How is cybersecurity regulated?

The UK’s regulatory framework for cybersecurity comes from multiple pieces of primary and secondary legislation. Different legislation covers the cybersecurity of IT systems, internet-connected products and personal data.

The legal obligations in cybersecurity legislation apply to sectors and organisations where cybersecurity breaches would have a significant impact on society, the economy or individual rights. These include operators of essential services, such as telecommunications and transport, or digital service providers, such as online search engines (designated under the Network and Information Systems (NIS) Regulations 2018).

The Product Security and Telecommunications Infrastructure Act 2022 will, from April 2024, place cybersecurity requirements on manufacturers and distributors of internet-connected consumer products.

Cybersecurity regulations set general expectations rather than specific measures that responsible organisations must take. This provides organisations with a degree of flexibility, which the government regards as important given the rapidly changing nature of cyber threats.
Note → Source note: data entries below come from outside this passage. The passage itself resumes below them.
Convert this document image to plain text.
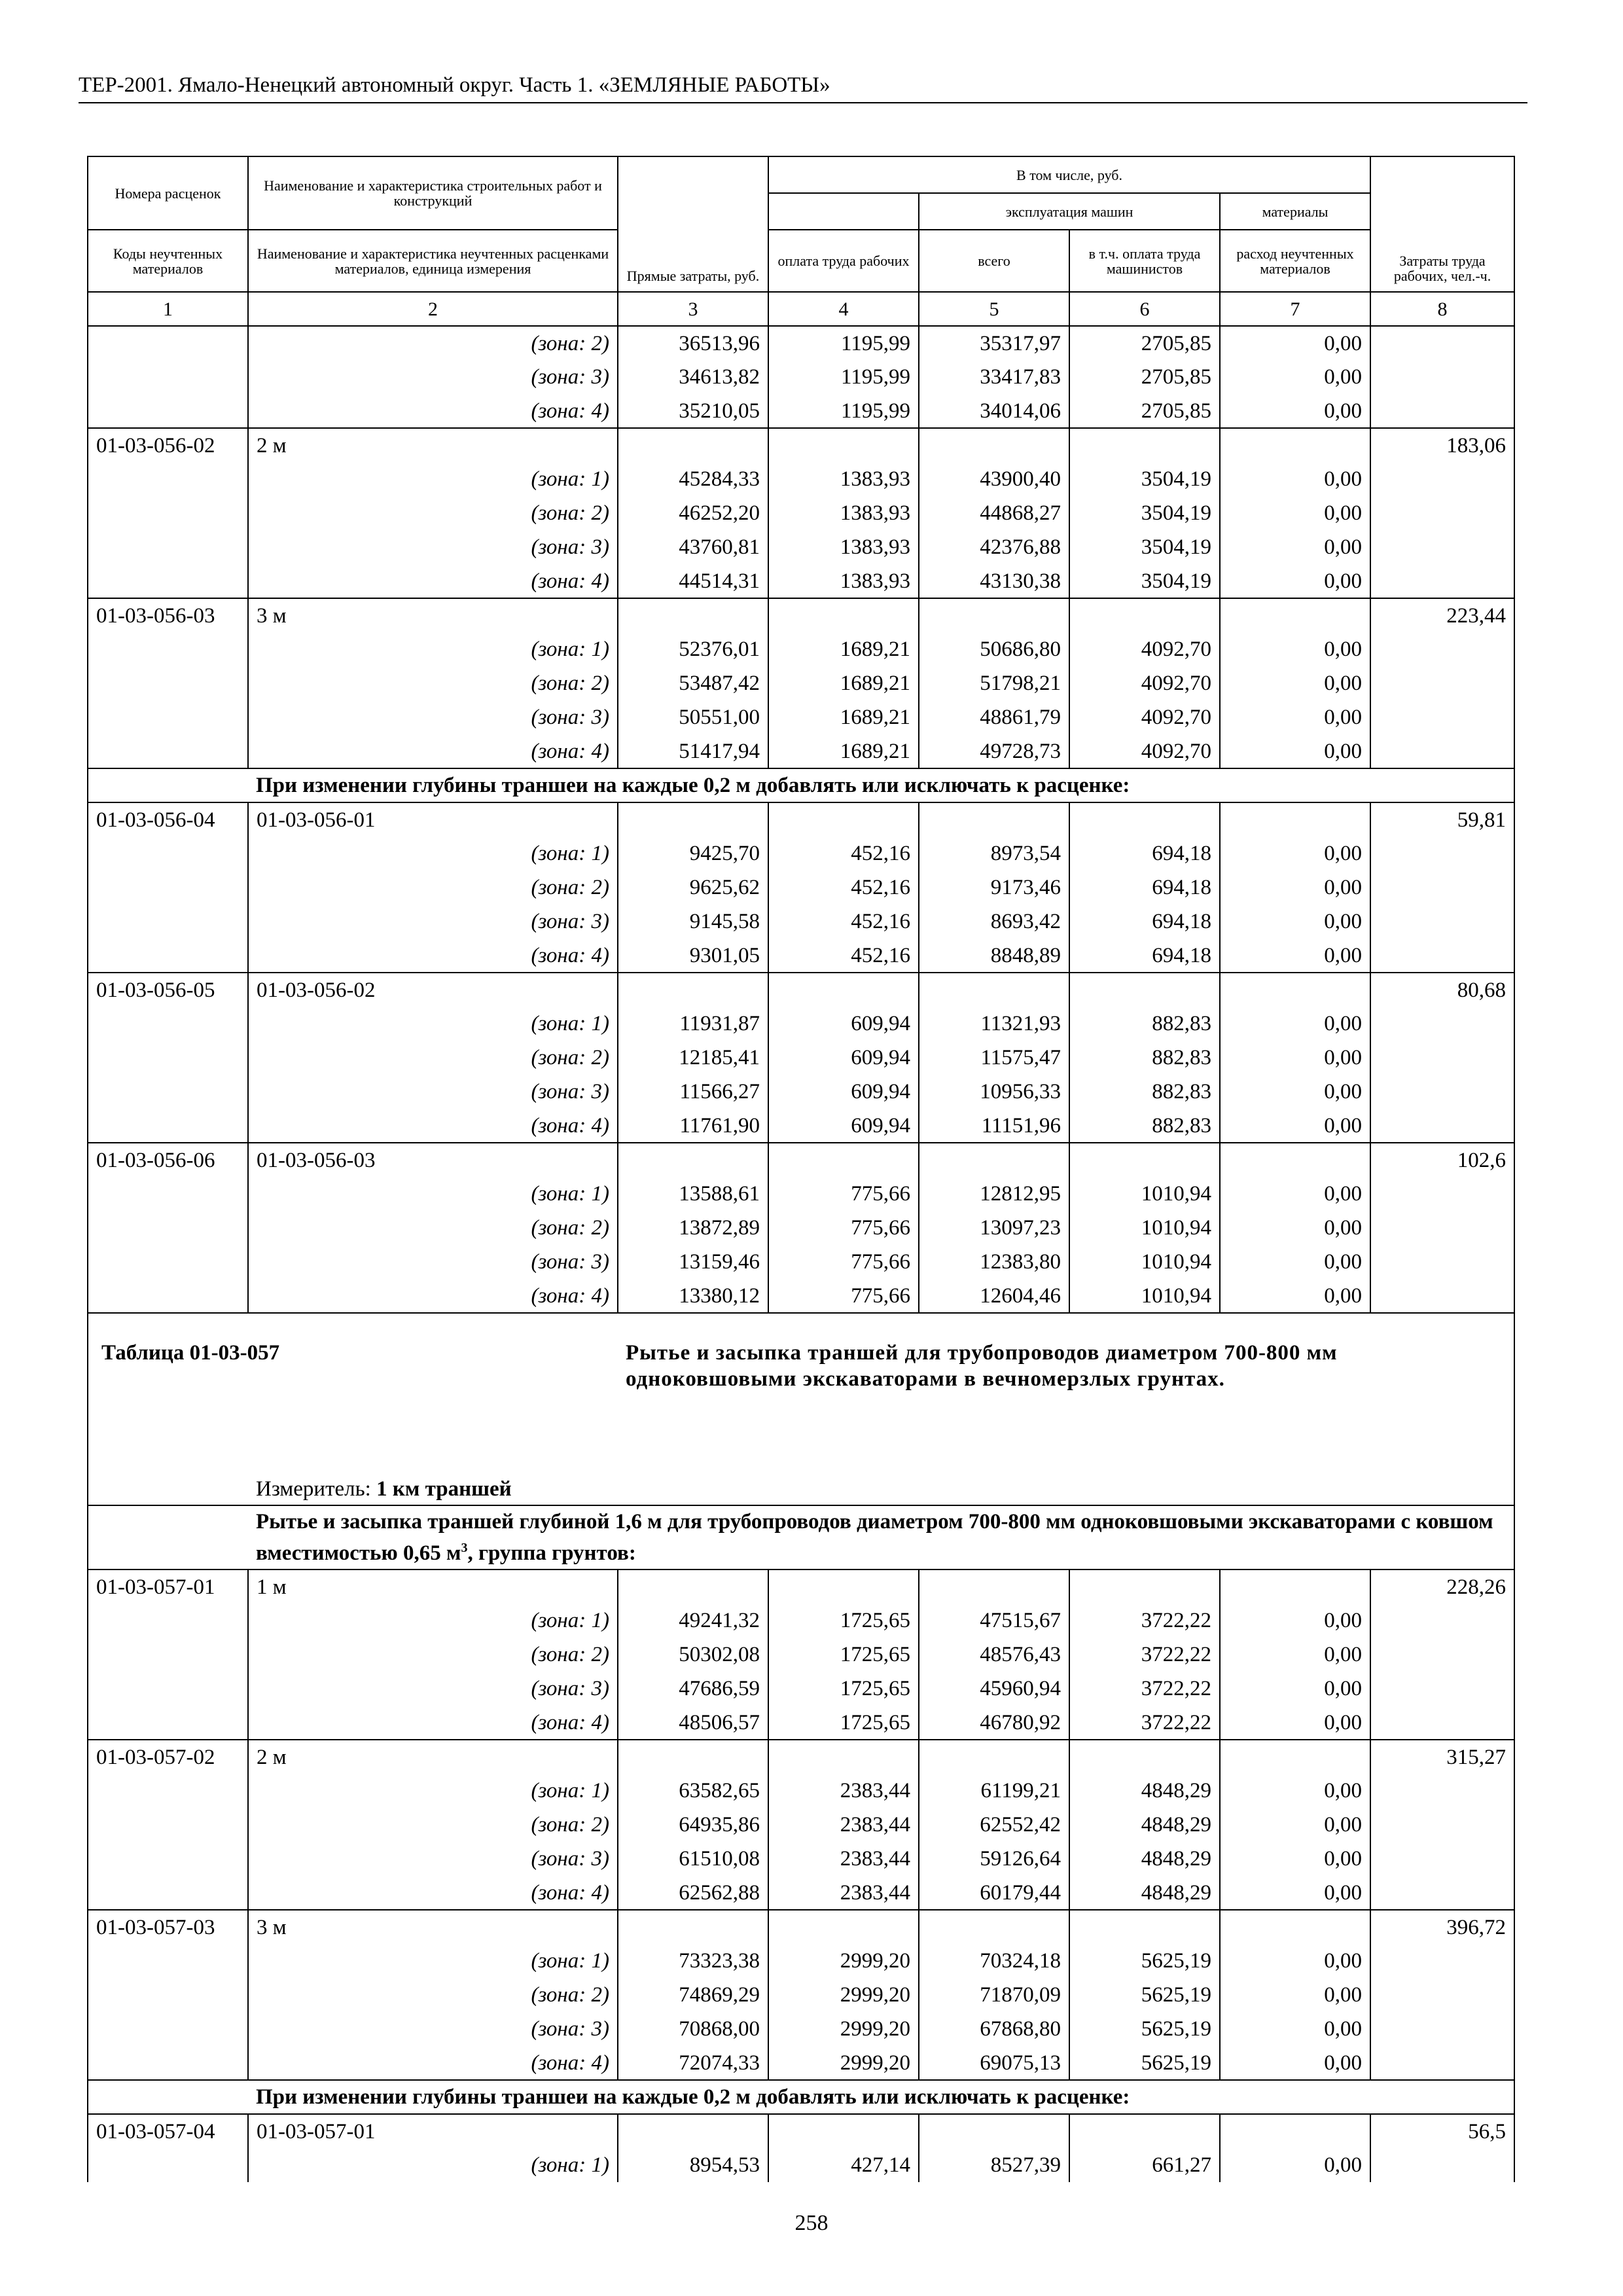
ТЕР-2001. Ямало-Ненецкий автономный округ. Часть 1. «ЗЕМЛЯНЫЕ РАБОТЫ»
Номера расценок	Наименование и характеристика строительных работ и конструкций	Прямые затраты, руб.	В том числе, руб.				Затраты труда рабочих, чел.-ч.
				эксплуатация машин		материалы	
Коды неучтенных материалов	Наименование и характеристика неучтенных расценками материалов, единица измерения		оплата труда рабочих	всего	в т.ч. оплата труда машинистов	расход неучтенных материалов	
1	2	3	4	5	6	7	8
	(зона: 2)	36513,96	1195,99	35317,97	2705,85	0,00	
	(зона: 3)	34613,82	1195,99	33417,83	2705,85	0,00	
	(зона: 4)	35210,05	1195,99	34014,06	2705,85	0,00	
01-03-056-02	2 м						183,06
	(зона: 1)	45284,33	1383,93	43900,40	3504,19	0,00	
	(зона: 2)	46252,20	1383,93	44868,27	3504,19	0,00	
	(зона: 3)	43760,81	1383,93	42376,88	3504,19	0,00	
	(зона: 4)	44514,31	1383,93	43130,38	3504,19	0,00	
01-03-056-03	3 м						223,44
	(зона: 1)	52376,01	1689,21	50686,80	4092,70	0,00	
	(зона: 2)	53487,42	1689,21	51798,21	4092,70	0,00	
	(зона: 3)	50551,00	1689,21	48861,79	4092,70	0,00	
	(зона: 4)	51417,94	1689,21	49728,73	4092,70	0,00	
	При изменении глубины траншеи на каждые 0,2 м добавлять или исключать к расценке:						
01-03-056-04	01-03-056-01						59,81
	(зона: 1)	9425,70	452,16	8973,54	694,18	0,00	
	(зона: 2)	9625,62	452,16	9173,46	694,18	0,00	
	(зона: 3)	9145,58	452,16	8693,42	694,18	0,00	
	(зона: 4)	9301,05	452,16	8848,89	694,18	0,00	
01-03-056-05	01-03-056-02						80,68
	(зона: 1)	11931,87	609,94	11321,93	882,83	0,00	
	(зона: 2)	12185,41	609,94	11575,47	882,83	0,00	
	(зона: 3)	11566,27	609,94	10956,33	882,83	0,00	
	(зона: 4)	11761,90	609,94	11151,96	882,83	0,00	
01-03-056-06	01-03-056-03						102,6
	(зона: 1)	13588,61	775,66	12812,95	1010,94	0,00	
	(зона: 2)	13872,89	775,66	13097,23	1010,94	0,00	
	(зона: 3)	13159,46	775,66	12383,80	1010,94	0,00	
	(зона: 4)	13380,12	775,66	12604,46	1010,94	0,00	
Таблица 01-03-057		Рытье и засыпка траншей для трубопроводов диаметром 700-800 мм одноковшовыми экскаваторами в вечномерзлых грунтах.					
	Измеритель: 1 км траншей						
	Рытье и засыпка траншей глубиной 1,6 м для трубопроводов диаметром 700-800 мм одноковшовыми экскаваторами с ковшом вместимостью 0,65 $м^3$, группа грунтов:						
01-03-057-01	1 м						228,26
	(зона: 1)	49241,32	1725,65	47515,67	3722,22	0,00	
	(зона: 2)	50302,08	1725,65	48576,43	3722,22	0,00	
	(зона: 3)	47686,59	1725,65	45960,94	3722,22	0,00	
	(зона: 4)	48506,57	1725,65	46780,92	3722,22	0,00	
01-03-057-02	2 м						315,27
	(зона: 1)	63582,65	2383,44	61199,21	4848,29	0,00	
	(зона: 2)	64935,86	2383,44	62552,42	4848,29	0,00	
	(зона: 3)	61510,08	2383,44	59126,64	4848,29	0,00	
	(зона: 4)	62562,88	2383,44	60179,44	4848,29	0,00	
01-03-057-03	3 м						396,72
	(зона: 1)	73323,38	2999,20	70324,18	5625,19	0,00	
	(зона: 2)	74869,29	2999,20	71870,09	5625,19	0,00	
	(зона: 3)	70868,00	2999,20	67868,80	5625,19	0,00	
	(зона: 4)	72074,33	2999,20	69075,13	5625,19	0,00	
	При изменении глубины траншеи на каждые 0,2 м добавлять или исключать к расценке:						
01-03-057-04	01-03-057-01						56,5
	(зона: 1)	8954,53	427,14	8527,39	661,27	0,00	
258
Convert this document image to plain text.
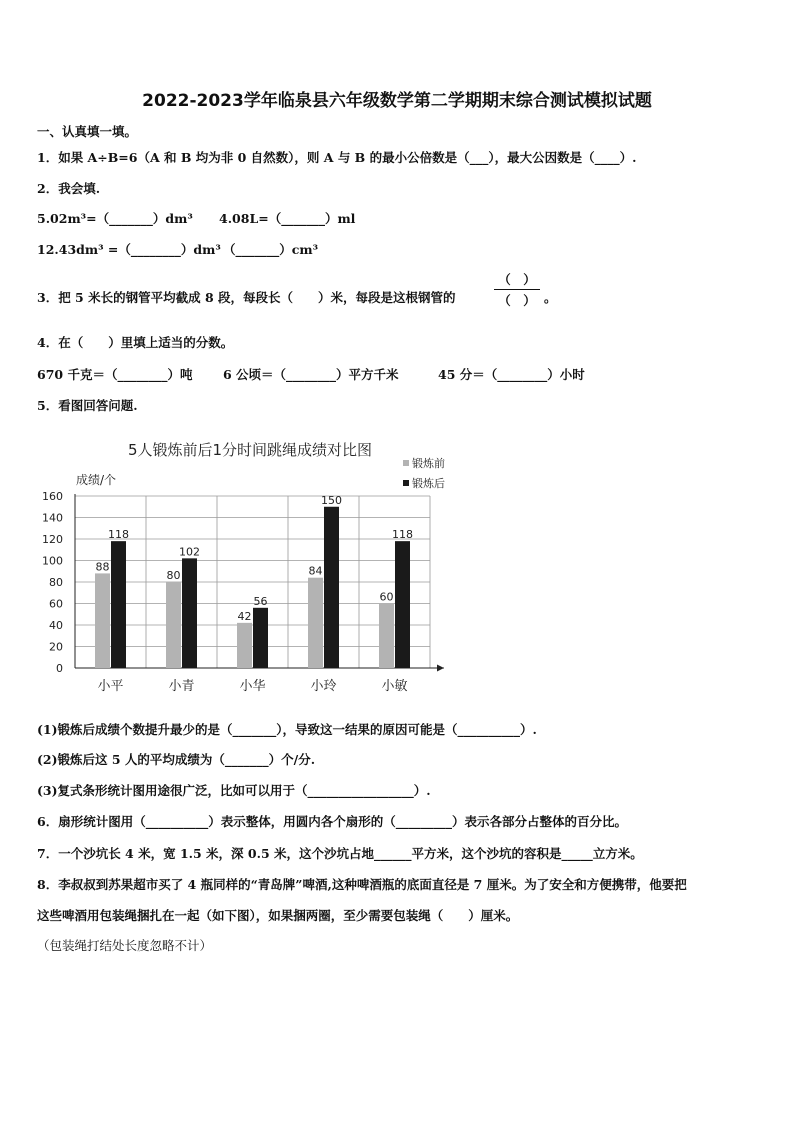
2022-2023学年临泉县六年级数学第二学期期末综合测试模拟试题
一、认真填一填。
1．如果 A÷B=6（A 和 B 均为非 0 自然数），则 A 与 B 的最小公倍数是（___），最大公因数是（____）.
2．我会填.
5.02m³=（_______）dm³ 4.08L=（_______）ml
12.43dm³ =（________）dm³ （_______）cm³
3．把 5 米长的钢管平均截成 8 段，每段长（　　）米，每段是这根钢管的
（　）
（　） 。
4．在（　　）里填上适当的分数。
670 千克＝（________）吨 6 公顷＝（________）平方千米	45 分＝（________）小时
5．看图回答问题.
5人锻炼前后1分时间跳绳成绩对比图
成绩/个
0
20
40
60
80
100
120
140
160
88
118
小平
80
102
小青
42
56
小华
84
150
小玲
60
118
小敏
锻炼前
锻炼后
(1)锻炼后成绩个数提升最少的是（_______），导致这一结果的原因可能是（__________）.
(2)锻炼后这 5 人的平均成绩为（_______）个/分.
(3)复式条形统计图用途很广泛，比如可以用于（_________________）.
6．扇形统计图用（__________）表示整体，用圆内各个扇形的（_________）表示各部分占整体的百分比。
7．一个沙坑长 4 米，宽 1.5 米，深 0.5 米，这个沙坑占地______平方米，这个沙坑的容积是_____立方米。
8．李叔叔到苏果超市买了 4 瓶同样的“青岛牌”啤酒,这种啤酒瓶的底面直径是 7 厘米。为了安全和方便携带，他要把
这些啤酒用包装绳捆扎在一起（如下图），如果捆两圈，至少需要包装绳（　　）厘米。
（包装绳打结处长度忽略不计）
Government departments and regulators also publish guidance tailored to specific sectors.

Proposals for regulatory reform

Reforms under debate among policymakers and industry stakeholders include:

• a defence in law for legitimate cybersecurity researchers who adopt methods used by malicious actors (known as ‘ethical hacking’).
• obligations on the victims of cyber attacks, such as banning ransoms and to obliging victims to report cyber incidents.

The UK Government has also proposed reforms including:

• increasing the scope of the NIS Regulations by including more organisations and requiring a broader range of incidents to be reported. The government says that these reforms will be implemented once a “suitable legislative vehicle” is found.
• introducing a ‘cyber duty to protect’, which would place greater responsibilities on organisations who manage online personal accounts. The government has not yet responded to this consultation.
• increasing corporate responsibility by requiring large organisations to include a ‘resilience statement’ in their annual reports describing how they manage threats, including from cyber attacks. The government withdrew this legislation on the basis that it would be ‘burdensome’.

Negotiations are ongoing at the United Nations regarding a new international cybercrime treaty, proposed by Russia. It would seek to harmonise cyber legislation and improve international collaboration on cyber issues. However, the treaty has drawn criticism from human rights campaigners for its proposed criminalisation of ‘content-based’ activities in cyberspace such as disseminating ‘seditious’ material.